POURVOI contre un arrêt de la Cour d’appel fédérale, [1983] 1 C.F. 163, 45 N.R. 149, qui a confirmé un jugement de la Division de première instance avec une modification du texte de l’ordonnance de mandamus. Pourvoi accueilli en partie.

Arnold S. Fradkin et Yvonne Beaupré, pour les appelants.
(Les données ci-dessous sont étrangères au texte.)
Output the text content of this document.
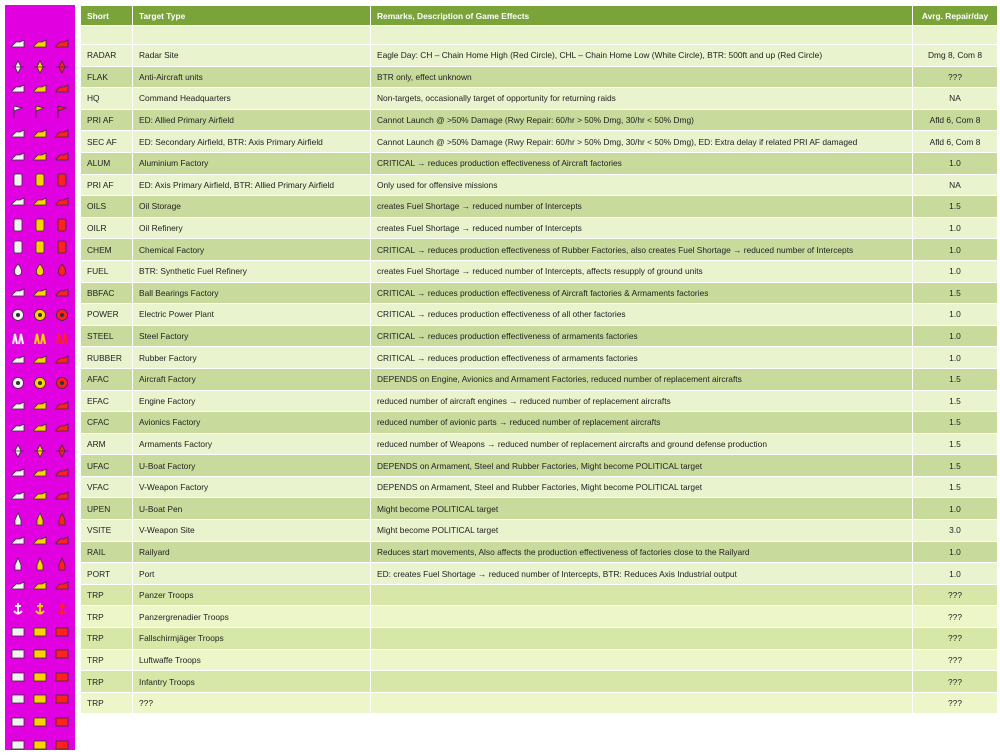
Short	Target Type	Remarks, Description of Game Effects	Avrg. Repair/day

RADAR	Radar Site	Eagle Day: CH – Chain Home High (Red Circle), CHL – Chain Home Low (White Circle), BTR: 500ft and up (Red Circle)	Dmg 8, Com 8
FLAK	Anti-Aircraft units	BTR only, effect unknown	???
HQ	Command Headquarters	Non-targets, occasionally target of opportunity for returning raids	NA
PRI AF	ED: Allied Primary Airfield	Cannot Launch @ >50% Damage (Rwy Repair: 60/hr > 50% Dmg, 30/hr < 50% Dmg)	Afld 6, Com 8
SEC AF	ED: Secondary Airfield, BTR: Axis Primary Airfield	Cannot Launch @ >50% Damage (Rwy Repair: 60/hr > 50% Dmg, 30/hr < 50% Dmg), ED: Extra delay if related PRI AF damaged	Afld 6, Com 8
ALUM	Aluminium Factory	CRITICAL → reduces production effectiveness of Aircraft factories	1.0
PRI AF	ED: Axis Primary Airfield, BTR: Allied Primary Airfield	Only used for offensive missions	NA
OILS	Oil Storage	creates Fuel Shortage → reduced number of Intercepts	1.5
OILR	Oil Refinery	creates Fuel Shortage → reduced number of Intercepts	1.0
CHEM	Chemical Factory	CRITICAL → reduces production effectiveness of Rubber Factories, also creates Fuel Shortage → reduced number of Intercepts	1.0
FUEL	BTR: Synthetic Fuel Refinery	creates Fuel Shortage → reduced number of Intercepts, affects resupply of ground units	1.0
BBFAC	Ball Bearings Factory	CRITICAL → reduces production effectiveness of Aircraft factories & Armaments factories	1.5
POWER	Electric Power Plant	CRITICAL → reduces production effectiveness of all other factories	1.0
STEEL	Steel Factory	CRITICAL → reduces production effectiveness of armaments factories	1.0
RUBBER	Rubber Factory	CRITICAL → reduces production effectiveness of armaments factories	1.0
AFAC	Aircraft Factory	DEPENDS on Engine, Avionics and Armament Factories, reduced number of replacement aircrafts	1.5
EFAC	Engine Factory	reduced number of aircraft engines → reduced number of replacement aircrafts	1.5
CFAC	Avionics Factory	reduced number of avionic parts → reduced number of replacement aircrafts	1.5
ARM	Armaments Factory	reduced number of Weapons → reduced number of replacement aircrafts and ground defense production	1.5
UFAC	U-Boat Factory	DEPENDS on Armament, Steel and Rubber Factories, Might become POLITICAL target	1.5
VFAC	V-Weapon Factory	DEPENDS on Armament, Steel and Rubber Factories, Might become POLITICAL target	1.5
UPEN	U-Boat Pen	Might become POLITICAL target	1.0
VSITE	V-Weapon Site	Might become POLITICAL target	3.0
RAIL	Railyard	Reduces start movements, Also affects the production effectiveness of factories close to the Railyard	1.0
PORT	Port	ED: creates Fuel Shortage → reduced number of Intercepts, BTR: Reduces Axis Industrial output	1.0
TRP	Panzer Troops		???
TRP	Panzergrenadier Troops		???
TRP	Fallschirmjäger Troops		???
TRP	Luftwaffe Troops		???
TRP	Infantry Troops		???
TRP	???		???
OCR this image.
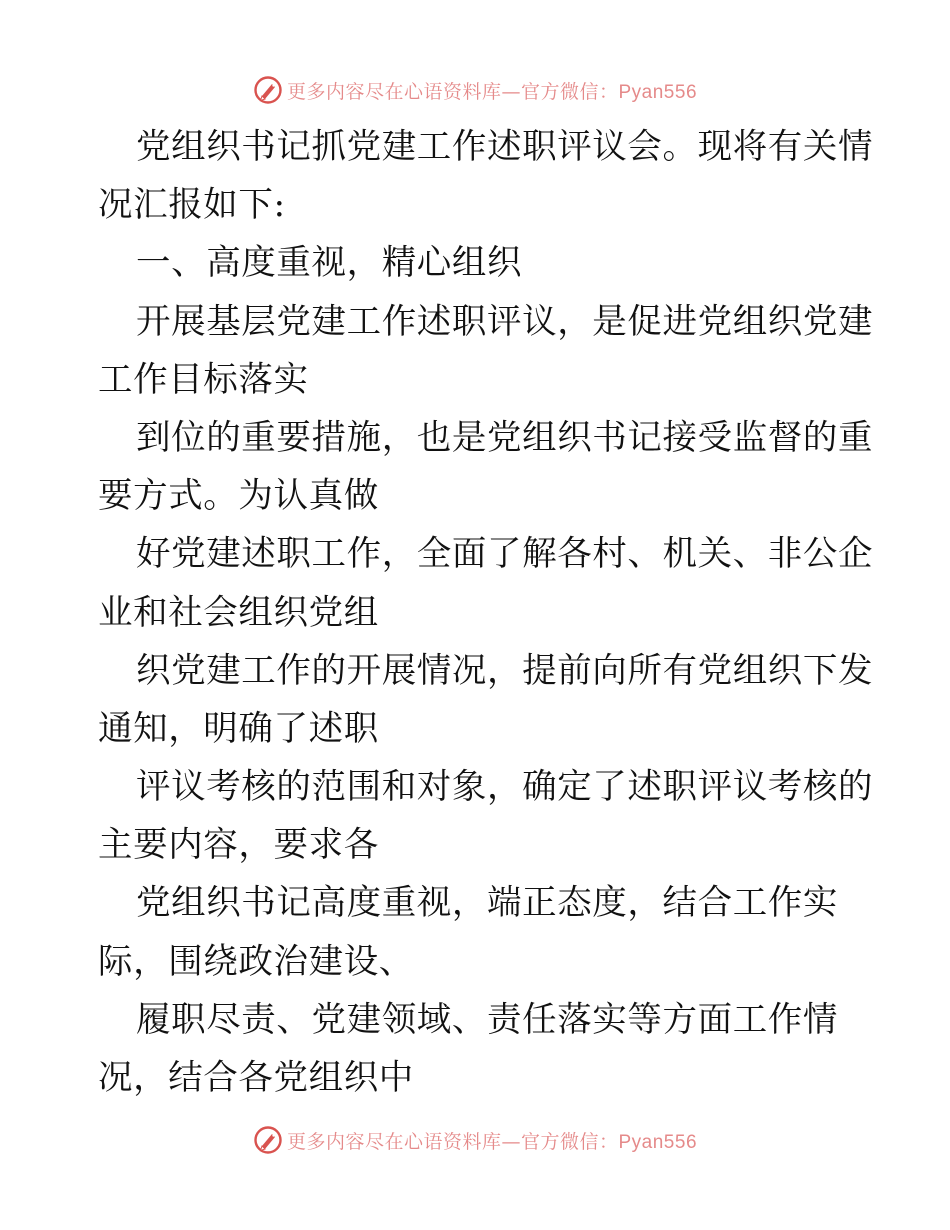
更多内容尽在心语资料库—官方微信：Pyan556
党组织书记抓党建工作述职评议会。现将有关情
况汇报如下:
一、高度重视，精心组织
开展基层党建工作述职评议，是促进党组织党建
工作目标落实
到位的重要措施，也是党组织书记接受监督的重
要方式。为认真做
好党建述职工作，全面了解各村、机关、非公企
业和社会组织党组
织党建工作的开展情况，提前向所有党组织下发
通知，明确了述职
评议考核的范围和对象，确定了述职评议考核的
主要内容，要求各
党组织书记高度重视，端正态度，结合工作实
际，围绕政治建设、
履职尽责、党建领域、责任落实等方面工作情
况，结合各党组织中
更多内容尽在心语资料库—官方微信：Pyan556
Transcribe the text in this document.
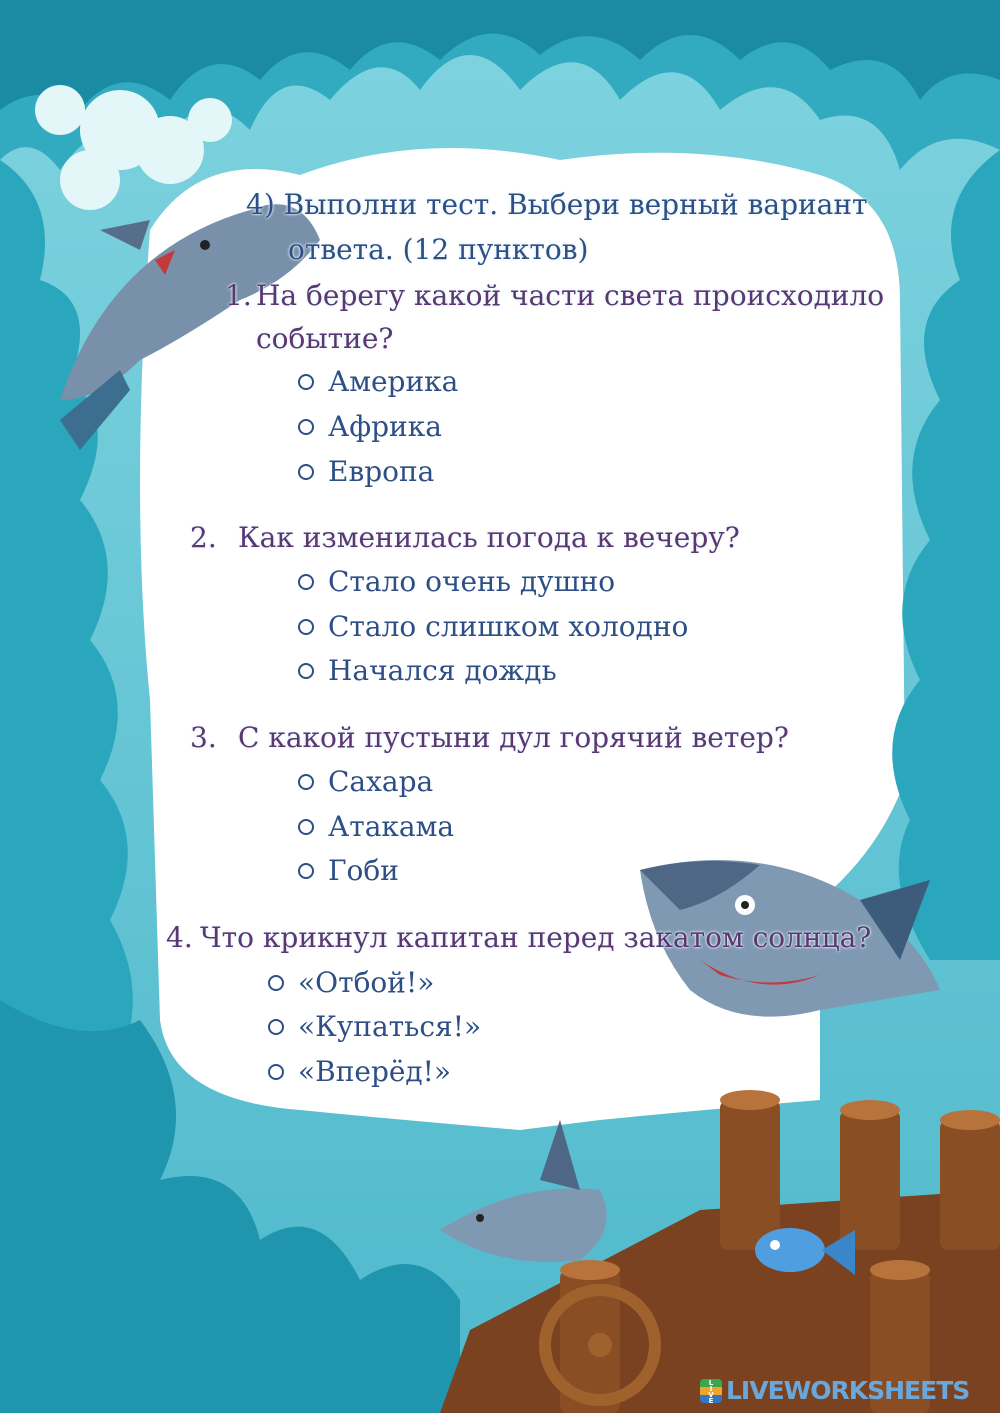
4) Выполни тест. Выбери верный вариант

ответа. (12 пунктов)

1. На берегу какой части света происходило

событие?

Америка
Африка
Европа

2. Как изменилась погода к вечеру?

Стало очень душно
Стало слишком холодно
Начался дождь

3. С какой пустыни дул горячий ветер?

Сахара
Атакама
Гоби

4. Что крикнул капитан перед закатом солнца?

«Отбой!»
«Купаться!»
«Вперёд!»
L
I
V
E LIVEWORKSHEETS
Arne Peltz, pour les intimés.

Version française du jugement rendu par

LA COUR — Les circonstances qui ont donné lieu à l’espèce sont énoncées dans l’arrêt de la Cour d’appel fédérale publié sous l’intitulé Jiminez-Perez c. Ministre de l’Emploi et de l’Immigration, [1983] 1 C.F. 163, objet du présent pourvoi.
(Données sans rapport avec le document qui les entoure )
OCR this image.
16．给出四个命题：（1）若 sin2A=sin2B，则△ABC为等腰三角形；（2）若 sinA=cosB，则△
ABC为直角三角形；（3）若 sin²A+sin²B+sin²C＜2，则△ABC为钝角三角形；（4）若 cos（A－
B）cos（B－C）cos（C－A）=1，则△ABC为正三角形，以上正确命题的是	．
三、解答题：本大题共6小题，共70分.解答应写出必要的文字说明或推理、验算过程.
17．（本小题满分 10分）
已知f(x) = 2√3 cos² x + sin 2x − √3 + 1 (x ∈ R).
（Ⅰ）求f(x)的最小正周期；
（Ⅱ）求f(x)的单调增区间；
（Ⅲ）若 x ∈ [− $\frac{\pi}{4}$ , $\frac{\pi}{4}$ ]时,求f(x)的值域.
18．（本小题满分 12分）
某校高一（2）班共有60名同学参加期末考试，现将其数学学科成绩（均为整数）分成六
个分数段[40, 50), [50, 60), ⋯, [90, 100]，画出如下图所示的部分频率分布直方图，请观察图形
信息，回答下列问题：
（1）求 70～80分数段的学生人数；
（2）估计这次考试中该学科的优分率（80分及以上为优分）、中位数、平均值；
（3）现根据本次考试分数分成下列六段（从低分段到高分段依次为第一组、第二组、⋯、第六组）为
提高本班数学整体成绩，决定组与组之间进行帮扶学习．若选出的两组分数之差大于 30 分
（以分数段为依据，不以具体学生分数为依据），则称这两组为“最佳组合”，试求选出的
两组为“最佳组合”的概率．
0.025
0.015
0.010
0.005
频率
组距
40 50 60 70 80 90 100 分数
La Division de première instance de la Cour fédérale a accordé aux intimés une ordonnance de la nature d’un bref de mandamus dont voici le texte:

Il est par les présentes ordonné aux intimés de permettre au requérant, Enrique Alberto Jimenez-Perez (sic), de déposer une demande de résidence permanente au Canada, d’examiner cette demande, de déterminer s’il serait contraire à la Loi et au Règlement sur l’immigration d’accorder à l’intéressé le droit d’établissement, de déterminer s’il ressort de la preuve qu’il existe des considérations humanitaires et de compassion pouvant justifier l’octroi au requérant, à titre de mesure spéciale, du droit d’établissement, d’aviser les requérants de leur décision, d’autoriser également la requérante Anne Irena Reid à déposer une demande de parrainage de la demande de résidence permanente au Canada d’Enrique

[Page 567]

Alberto Jimenez-Perez (sic), de statuer sur la demande de ladite requérante et d’aviser celle-ci de leur décision.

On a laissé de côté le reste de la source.